The 9-Hour Code
Throughout my clinical experience in school, I have collected many stories, just as my teachers had warned me. Through all these countless experiences, one outshines every other as probably the most prominent and ethically complex situations I've ever been in.
It wasn't the time I tripped over that patient's Foley catheter and almost pulled it out, or the time that man with a lobectomy insisted I keep listening for breath sounds. Don't let the title of this post fool you folks, the situation I am referring to is in fact, a 9-hour code.
First, a little background scenario of our patient for all the students reading this. A 65 year-old man presents to the ER with increasing shortness of breath, orthopnea, and dyspnea upon exertion. Our patient also has a history of aortic stenosis, diabetes and hypertension. Vitals on admission were a blood pressure of 140/76, heart rate of 122, temperature of 36.7, while breathing at a shallow rate of 22 bpm. It was determined that this man would have to undergo an aortic valve replacement.
Flash forward five days later and our patient is in the Cardiac Care Unit post surgery, holding stable on a Bear 1000 ventilator (SIMV Vt 700mL, 12bpm, 70 percent, PEEP 8, PS 8). Thirty minutes after the first vent check of the shift, significant pulmonary edema could be seen throughout the vent circuit and HME. Copious amounts of blood were being suctioned through the endotracheal tube, and peak pressures were rising on the vent. Within an hour, the patient could no longer be managed on the Bear 1000.
We switched our patient to a heated wire circuit, and the Servo-i ventilator (for the pressure-regulated volume control mode). Even with the ventilator working to keep the peak pressures down while ensuring our set tidal volume, high pressure alarms were going off with readings in excess of 60-75 cmH2O. He could no longer be managed on the vent.
For the next eight and a half hours, the patient would be bagged until the sats reached 100 percent, then a sterile suction catheter would be inserted down the ET tube to remove the frothy, bloody secretions.
Bag to 100 percent. Suction. Repeat.
Bag to 100 percent. Suction. Repeat.
Now, like any good team of therapists and students, we worked in cycles. Bag and suction two rounds, then swap out. Through all of this work, it was the family's wish to make the patient DNR, while allowing us to continue bagging. So we did.
Eight hours, and two 3000cc suction canisters later, we got the patient back on the ventilator.
He would unfortunately pass away the next morning.

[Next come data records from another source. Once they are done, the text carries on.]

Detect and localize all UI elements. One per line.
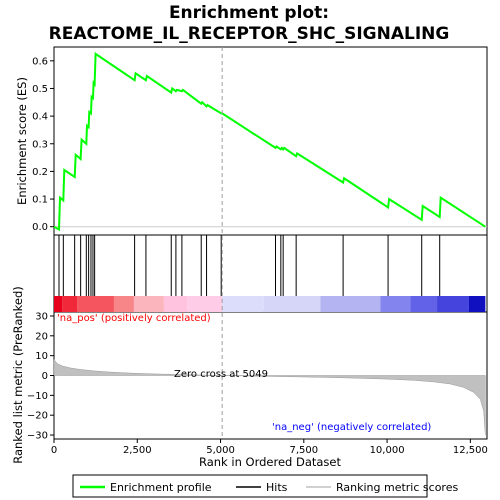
heat-segment [380, 296, 411, 312]
ranking-metric-area [53, 358, 486, 436]
zero-cross-label: Zero cross at 5049 [174, 369, 268, 380]
legend-metric-label: Ranking metric scores [336, 481, 458, 494]
chart-title-line1: Enrichment plot: [169, 3, 329, 23]
x-axis-label: Rank in Ordered Dataset [199, 455, 342, 469]
metric-tick-label: −10 [27, 391, 48, 402]
es-y-ticks: 0.0 0.1 0.2 0.3 0.4 0.5 0.6 [32, 56, 54, 233]
heat-segment [468, 296, 486, 312]
x-ticks: 0 2,500 5,000 7,500 10,000 12,500 [51, 439, 488, 456]
x-tick-label: 2,500 [123, 445, 152, 456]
heat-segment [263, 296, 321, 312]
x-tick-label: 7,500 [289, 445, 318, 456]
metric-tick-label: 20 [35, 331, 48, 342]
x-tick-label: 12,500 [453, 445, 488, 456]
x-tick-label: 10,000 [370, 445, 405, 456]
heat-segment [62, 296, 78, 312]
heat-segment [54, 296, 63, 312]
es-y-axis-label: Enrichment score (ES) [15, 77, 29, 205]
legend-profile-label: Enrichment profile [110, 481, 212, 494]
heat-segment [320, 296, 381, 312]
legend-hits-label: Hits [266, 481, 288, 494]
hit-markers [58, 235, 441, 296]
ranking-heat-bar [54, 296, 486, 312]
heat-segment [113, 296, 134, 312]
heat-segment [133, 296, 164, 312]
es-tick-label: 0.6 [32, 56, 48, 67]
x-tick-label: 0 [51, 445, 57, 456]
metric-tick-label: 10 [35, 351, 48, 362]
es-panel [53, 46, 488, 236]
positive-correlation-label: 'na_pos' (positively correlated) [57, 313, 211, 324]
negative-correlation-label: 'na_neg' (negatively correlated) [272, 422, 431, 433]
heat-segment [163, 296, 188, 312]
heat-segment [437, 296, 469, 312]
heat-segment [187, 296, 223, 312]
heat-segment [222, 296, 264, 312]
x-tick-label: 5,000 [206, 445, 235, 456]
es-tick-label: 0.0 [32, 222, 48, 233]
metric-tick-label: −30 [27, 431, 48, 442]
metric-tick-label: −20 [27, 411, 48, 422]
es-tick-label: 0.1 [32, 195, 48, 206]
legend-box [72, 474, 428, 498]
enrichment-profile-line [53, 52, 486, 232]
metric-y-axis-label: Ranked list metric (PreRanked) [11, 286, 25, 464]
es-tick-label: 0.3 [32, 139, 48, 150]
heat-segment [77, 296, 114, 312]
es-tick-label: 0.2 [32, 167, 48, 178]
metric-tick-label: 30 [35, 311, 48, 322]
metric-tick-label: 0 [42, 371, 48, 382]
es-tick-label: 0.5 [32, 84, 48, 95]
es-tick-label: 0.4 [32, 112, 48, 123]
heat-segment [410, 296, 438, 312]
metric-y-ticks: 30 20 10 0 −10 −20 −30 [27, 311, 54, 442]
chart-title-line2: REACTOME_IL_RECEPTOR_SHC_SIGNALING [49, 24, 450, 44]
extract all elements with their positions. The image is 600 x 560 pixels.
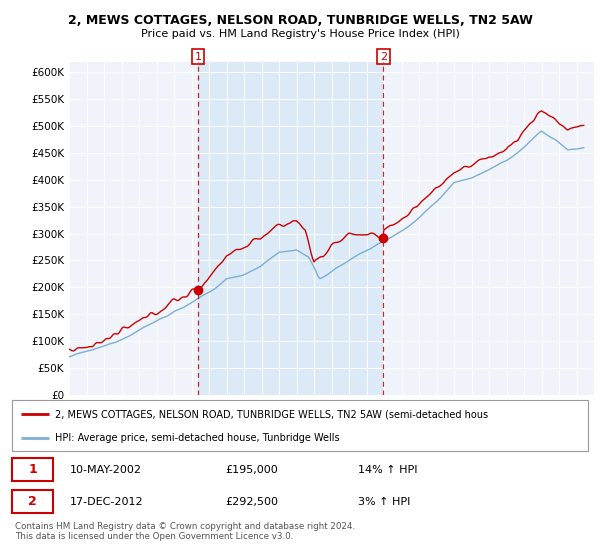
Text: 3% ↑ HPI: 3% ↑ HPI [358,497,410,507]
Text: 1: 1 [194,52,202,62]
Text: 17-DEC-2012: 17-DEC-2012 [70,497,143,507]
Text: Price paid vs. HM Land Registry's House Price Index (HPI): Price paid vs. HM Land Registry's House … [140,29,460,39]
Text: 2: 2 [28,496,37,508]
Text: £292,500: £292,500 [225,497,278,507]
Text: HPI: Average price, semi-detached house, Tunbridge Wells: HPI: Average price, semi-detached house,… [55,433,340,443]
Text: Contains HM Land Registry data © Crown copyright and database right 2024.
This d: Contains HM Land Registry data © Crown c… [15,522,355,542]
Text: 10-MAY-2002: 10-MAY-2002 [70,465,142,475]
Text: 2: 2 [380,52,387,62]
Text: £195,000: £195,000 [225,465,278,475]
Text: 2, MEWS COTTAGES, NELSON ROAD, TUNBRIDGE WELLS, TN2 5AW: 2, MEWS COTTAGES, NELSON ROAD, TUNBRIDGE… [68,14,532,27]
Text: 1: 1 [28,463,37,476]
Bar [198,62,383,395]
FancyBboxPatch shape [12,491,53,514]
FancyBboxPatch shape [12,458,53,481]
FancyBboxPatch shape [12,400,588,451]
Text: 2, MEWS COTTAGES, NELSON ROAD, TUNBRIDGE WELLS, TN2 5AW (semi-detached hous: 2, MEWS COTTAGES, NELSON ROAD, TUNBRIDGE… [55,409,488,419]
Text: 14% ↑ HPI: 14% ↑ HPI [358,465,417,475]
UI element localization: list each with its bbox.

The respiratory department was commended for going the extra mile in this case, as were the nurses and doctors. And I, as a student, got my first real lesson in pressures with mechanical ventilation, and the resolve of a health care team and a family determined to hold onto hope. However, amongst all the "job well done's" that night, for me, the real lesson was in ethics.
People can give you a number of different opinions on the extraordinary measures taken in that code (and the therapists I share this story with, do), but it's up to each and every person to draw their own line in the sand.
With that being said, what do you think? How do you feel? Is there an ethical point in which the patient should just be mercifully let go, or should we as therapist and health care workers keep fighting for the glimmer of life that may or may not be there?